The fiscal 2016 preliminary budget is slightly less than fiscal 2015. A drawdown of \$203 million is proposed which would still be in compliance with the district's minimum fund balance policy.

FAVORABLE DEBT POSITION
The district's debt burden is estimated at roughly \$2,979 per capita and 2.5% of market value inclusive of the outstanding debt of all underlying governments. District debt contributes nominally to the overall burden as only \$456 million in principal will be outstanding following bond issuance.

Fiscal 2014 debt service costs totaled \$42.1 million or a moderate 9.7% of spending. Almost \$7 million in debt charges relate to the special obligation bonds which have a final maturity of Oct. 1, 2015.

The district has no additional debt plans. The capital improvement plan (CIP) totals \$1.23 billion, of which almost \$611 million is funded by ad valorem taxes (an average of \$122.2 million per year). The costs of construction and maintenance of the district's flood control and water supply infrastructure constitute the bulk of district expenditures.

Pension benefits are offered through the Florida Retirement System which retains an adequate funding ratio. The combined costs for retiree pension and health care benefits are a low 3.1% of governmental fund spending.

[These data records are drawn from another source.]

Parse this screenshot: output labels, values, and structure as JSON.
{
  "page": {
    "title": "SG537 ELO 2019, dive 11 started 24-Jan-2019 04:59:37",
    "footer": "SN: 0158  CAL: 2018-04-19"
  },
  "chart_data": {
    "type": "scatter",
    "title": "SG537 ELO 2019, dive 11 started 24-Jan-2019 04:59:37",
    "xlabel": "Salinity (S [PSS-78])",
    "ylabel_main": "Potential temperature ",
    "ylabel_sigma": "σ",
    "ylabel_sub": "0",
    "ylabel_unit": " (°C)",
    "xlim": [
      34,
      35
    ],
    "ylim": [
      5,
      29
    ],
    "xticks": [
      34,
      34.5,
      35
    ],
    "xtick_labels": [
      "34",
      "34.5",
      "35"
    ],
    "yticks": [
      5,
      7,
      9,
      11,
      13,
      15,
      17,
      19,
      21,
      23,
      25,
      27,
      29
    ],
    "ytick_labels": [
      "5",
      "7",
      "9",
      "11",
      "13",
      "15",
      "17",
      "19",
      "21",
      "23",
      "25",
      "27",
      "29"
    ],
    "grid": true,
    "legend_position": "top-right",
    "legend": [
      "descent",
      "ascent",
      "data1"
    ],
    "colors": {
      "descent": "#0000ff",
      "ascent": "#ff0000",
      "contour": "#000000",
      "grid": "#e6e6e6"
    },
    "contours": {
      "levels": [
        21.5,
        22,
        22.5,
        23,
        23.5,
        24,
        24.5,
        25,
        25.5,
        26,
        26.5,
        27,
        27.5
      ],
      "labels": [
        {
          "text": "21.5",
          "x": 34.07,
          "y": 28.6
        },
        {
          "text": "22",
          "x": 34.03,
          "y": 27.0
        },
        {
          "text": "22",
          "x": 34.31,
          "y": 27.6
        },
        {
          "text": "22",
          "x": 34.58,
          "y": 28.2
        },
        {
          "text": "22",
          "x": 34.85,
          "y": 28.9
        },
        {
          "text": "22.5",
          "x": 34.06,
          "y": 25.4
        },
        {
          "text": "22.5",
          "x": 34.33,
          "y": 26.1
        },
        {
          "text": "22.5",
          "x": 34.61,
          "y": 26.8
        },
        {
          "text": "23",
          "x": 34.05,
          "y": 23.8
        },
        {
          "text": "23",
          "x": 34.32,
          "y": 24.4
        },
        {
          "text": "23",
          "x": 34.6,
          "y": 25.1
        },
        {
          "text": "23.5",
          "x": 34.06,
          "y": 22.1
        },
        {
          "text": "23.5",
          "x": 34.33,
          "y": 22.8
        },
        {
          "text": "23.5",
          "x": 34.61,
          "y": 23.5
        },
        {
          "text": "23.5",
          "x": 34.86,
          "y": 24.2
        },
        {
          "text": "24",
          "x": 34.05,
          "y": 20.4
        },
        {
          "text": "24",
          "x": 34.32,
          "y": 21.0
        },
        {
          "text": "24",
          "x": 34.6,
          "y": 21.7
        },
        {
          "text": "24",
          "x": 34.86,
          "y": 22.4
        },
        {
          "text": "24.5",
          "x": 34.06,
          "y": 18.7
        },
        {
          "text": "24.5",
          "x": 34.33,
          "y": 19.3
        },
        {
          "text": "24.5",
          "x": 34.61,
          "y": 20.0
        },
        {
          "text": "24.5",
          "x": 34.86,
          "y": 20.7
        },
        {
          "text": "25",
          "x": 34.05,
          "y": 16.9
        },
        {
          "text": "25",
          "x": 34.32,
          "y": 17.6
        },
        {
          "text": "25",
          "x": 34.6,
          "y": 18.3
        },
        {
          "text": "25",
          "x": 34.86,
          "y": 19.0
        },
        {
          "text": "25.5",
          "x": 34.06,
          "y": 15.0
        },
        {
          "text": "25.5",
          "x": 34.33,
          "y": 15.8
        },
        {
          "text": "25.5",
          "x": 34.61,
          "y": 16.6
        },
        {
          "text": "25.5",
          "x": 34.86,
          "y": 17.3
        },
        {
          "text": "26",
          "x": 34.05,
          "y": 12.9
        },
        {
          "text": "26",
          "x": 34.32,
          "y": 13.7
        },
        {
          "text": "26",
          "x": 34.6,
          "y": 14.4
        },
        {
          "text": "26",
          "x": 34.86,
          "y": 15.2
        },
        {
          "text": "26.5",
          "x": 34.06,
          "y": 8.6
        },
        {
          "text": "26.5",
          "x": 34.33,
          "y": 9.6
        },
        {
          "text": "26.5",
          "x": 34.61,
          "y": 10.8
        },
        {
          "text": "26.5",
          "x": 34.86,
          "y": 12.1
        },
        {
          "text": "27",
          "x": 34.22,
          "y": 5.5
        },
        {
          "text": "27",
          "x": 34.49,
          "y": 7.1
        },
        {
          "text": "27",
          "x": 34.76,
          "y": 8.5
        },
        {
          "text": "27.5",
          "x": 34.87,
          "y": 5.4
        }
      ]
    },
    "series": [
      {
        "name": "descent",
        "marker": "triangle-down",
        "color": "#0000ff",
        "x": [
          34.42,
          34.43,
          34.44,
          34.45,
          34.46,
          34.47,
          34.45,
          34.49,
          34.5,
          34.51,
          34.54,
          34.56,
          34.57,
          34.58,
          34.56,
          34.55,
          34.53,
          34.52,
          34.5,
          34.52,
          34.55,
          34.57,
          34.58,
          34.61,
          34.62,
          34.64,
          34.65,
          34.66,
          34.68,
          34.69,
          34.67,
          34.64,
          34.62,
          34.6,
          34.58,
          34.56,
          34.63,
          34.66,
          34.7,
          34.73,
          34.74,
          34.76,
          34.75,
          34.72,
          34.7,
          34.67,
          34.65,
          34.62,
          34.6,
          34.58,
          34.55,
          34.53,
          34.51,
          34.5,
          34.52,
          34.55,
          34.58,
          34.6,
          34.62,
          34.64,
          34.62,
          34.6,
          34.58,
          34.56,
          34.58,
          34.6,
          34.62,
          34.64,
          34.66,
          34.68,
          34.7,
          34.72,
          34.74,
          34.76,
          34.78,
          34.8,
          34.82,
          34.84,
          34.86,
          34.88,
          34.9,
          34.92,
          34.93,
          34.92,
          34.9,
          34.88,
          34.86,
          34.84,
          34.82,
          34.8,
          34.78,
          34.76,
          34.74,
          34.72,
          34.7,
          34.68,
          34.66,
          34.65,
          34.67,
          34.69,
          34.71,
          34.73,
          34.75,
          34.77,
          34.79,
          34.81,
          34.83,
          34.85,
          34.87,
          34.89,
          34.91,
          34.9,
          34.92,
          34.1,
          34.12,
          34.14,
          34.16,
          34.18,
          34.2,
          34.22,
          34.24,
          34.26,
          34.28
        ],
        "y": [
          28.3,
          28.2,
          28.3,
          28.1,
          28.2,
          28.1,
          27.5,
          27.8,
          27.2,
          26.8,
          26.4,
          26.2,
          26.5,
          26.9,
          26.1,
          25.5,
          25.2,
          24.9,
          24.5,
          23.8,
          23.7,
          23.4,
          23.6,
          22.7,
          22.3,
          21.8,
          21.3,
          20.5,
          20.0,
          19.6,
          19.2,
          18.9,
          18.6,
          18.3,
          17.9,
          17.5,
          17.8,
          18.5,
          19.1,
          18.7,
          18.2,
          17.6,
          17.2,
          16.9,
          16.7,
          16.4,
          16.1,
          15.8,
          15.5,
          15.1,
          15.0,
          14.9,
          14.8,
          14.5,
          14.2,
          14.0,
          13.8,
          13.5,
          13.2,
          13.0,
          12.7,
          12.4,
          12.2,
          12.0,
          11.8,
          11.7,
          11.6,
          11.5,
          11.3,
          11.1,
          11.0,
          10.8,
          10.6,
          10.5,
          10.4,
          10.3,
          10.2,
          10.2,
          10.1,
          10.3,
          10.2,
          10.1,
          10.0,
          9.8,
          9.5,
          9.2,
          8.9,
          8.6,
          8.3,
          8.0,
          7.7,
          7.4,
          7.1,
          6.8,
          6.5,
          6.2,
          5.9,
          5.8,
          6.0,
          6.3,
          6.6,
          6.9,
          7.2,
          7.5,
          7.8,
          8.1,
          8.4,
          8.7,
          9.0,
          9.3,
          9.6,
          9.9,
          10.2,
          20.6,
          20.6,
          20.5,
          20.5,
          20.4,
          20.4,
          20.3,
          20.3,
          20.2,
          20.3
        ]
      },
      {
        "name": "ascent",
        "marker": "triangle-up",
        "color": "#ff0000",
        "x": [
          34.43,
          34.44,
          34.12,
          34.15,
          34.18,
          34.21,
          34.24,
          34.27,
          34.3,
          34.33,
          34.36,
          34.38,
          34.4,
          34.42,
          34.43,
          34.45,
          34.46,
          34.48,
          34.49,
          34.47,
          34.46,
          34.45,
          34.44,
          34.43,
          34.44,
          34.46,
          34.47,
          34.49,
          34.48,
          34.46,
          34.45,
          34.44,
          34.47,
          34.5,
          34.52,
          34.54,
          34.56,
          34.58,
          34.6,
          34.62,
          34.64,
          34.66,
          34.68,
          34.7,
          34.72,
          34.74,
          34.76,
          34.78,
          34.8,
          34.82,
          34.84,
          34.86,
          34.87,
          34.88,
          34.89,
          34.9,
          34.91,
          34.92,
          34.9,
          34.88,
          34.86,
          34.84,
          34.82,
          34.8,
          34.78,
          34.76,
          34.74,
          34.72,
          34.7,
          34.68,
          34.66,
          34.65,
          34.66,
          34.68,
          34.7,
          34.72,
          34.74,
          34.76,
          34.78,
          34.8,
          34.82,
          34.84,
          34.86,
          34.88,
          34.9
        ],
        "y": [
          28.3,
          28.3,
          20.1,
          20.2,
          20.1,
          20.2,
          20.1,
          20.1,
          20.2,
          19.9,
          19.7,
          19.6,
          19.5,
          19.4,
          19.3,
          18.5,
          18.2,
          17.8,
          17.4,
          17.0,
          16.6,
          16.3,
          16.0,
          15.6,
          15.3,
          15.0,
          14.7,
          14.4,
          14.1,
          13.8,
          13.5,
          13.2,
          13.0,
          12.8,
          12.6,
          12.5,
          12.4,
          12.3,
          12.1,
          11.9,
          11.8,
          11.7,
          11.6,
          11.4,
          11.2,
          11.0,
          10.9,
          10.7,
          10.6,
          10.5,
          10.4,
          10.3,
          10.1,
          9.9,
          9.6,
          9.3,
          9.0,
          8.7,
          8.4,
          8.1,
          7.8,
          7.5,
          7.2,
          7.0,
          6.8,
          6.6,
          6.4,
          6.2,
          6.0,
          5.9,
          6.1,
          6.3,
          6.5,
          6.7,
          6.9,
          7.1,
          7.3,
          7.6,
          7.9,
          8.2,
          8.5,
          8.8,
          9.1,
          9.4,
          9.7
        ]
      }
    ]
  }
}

SUSTAINED DOCUMENTARY STAMP TAX GROWTH
The documentary stamp tax is collected by the state and shared between the state general revenue fund and various trust funds pursuant to statutory distribution formulas. The district's share of documentary stamp taxes is derived from amounts deposited in the water management lands trust fund (the trust fund). In 2011 the legislature limited the district's allocation of tax revenue from the trust fund to the sum necessary to pay debt service on the special obligation land acquisition bonds.

The district received \$10.7 million in documentary stamp tax revenue in fiscal 2014, resulting in an adequate 1.6x debt service coverage ratio inclusive of pledged interest income and civil penalties. Coverage would have remained close to 1.5x under the prior distribution formula which allocated the first 33% of revenue deposited to the trust fund to the district.

The trust fund receives 4.2% of the statewide documentary stamp tax revenue available for distribution, subject to a cap of \$60.5 million. Actual trust fund deposits in fiscal 2014 totaled \$61.2 million, compared to \$607.5 million in total revenue available for distribution after deposits to the state treasury and payment of debt service on state bonds.

Documentary stamp tax revenues have experienced exceptional growth since fiscal 2010, averaging 13.9% annually. Year-to-date collections for fiscal 2015 are 7.5% over same period collections in fiscal 2014. The state forecasts documentary stamp tax revenue growth to average 8% per year through fiscal 2019. Importantly, both series of special obligation land acquisition bonds land acquisition bonds mature on Oct. 1, 2015 and the district is prohibited by state law from issuing any additional new money bonds, limiting bondholders' exposure to future tax revenue volatility.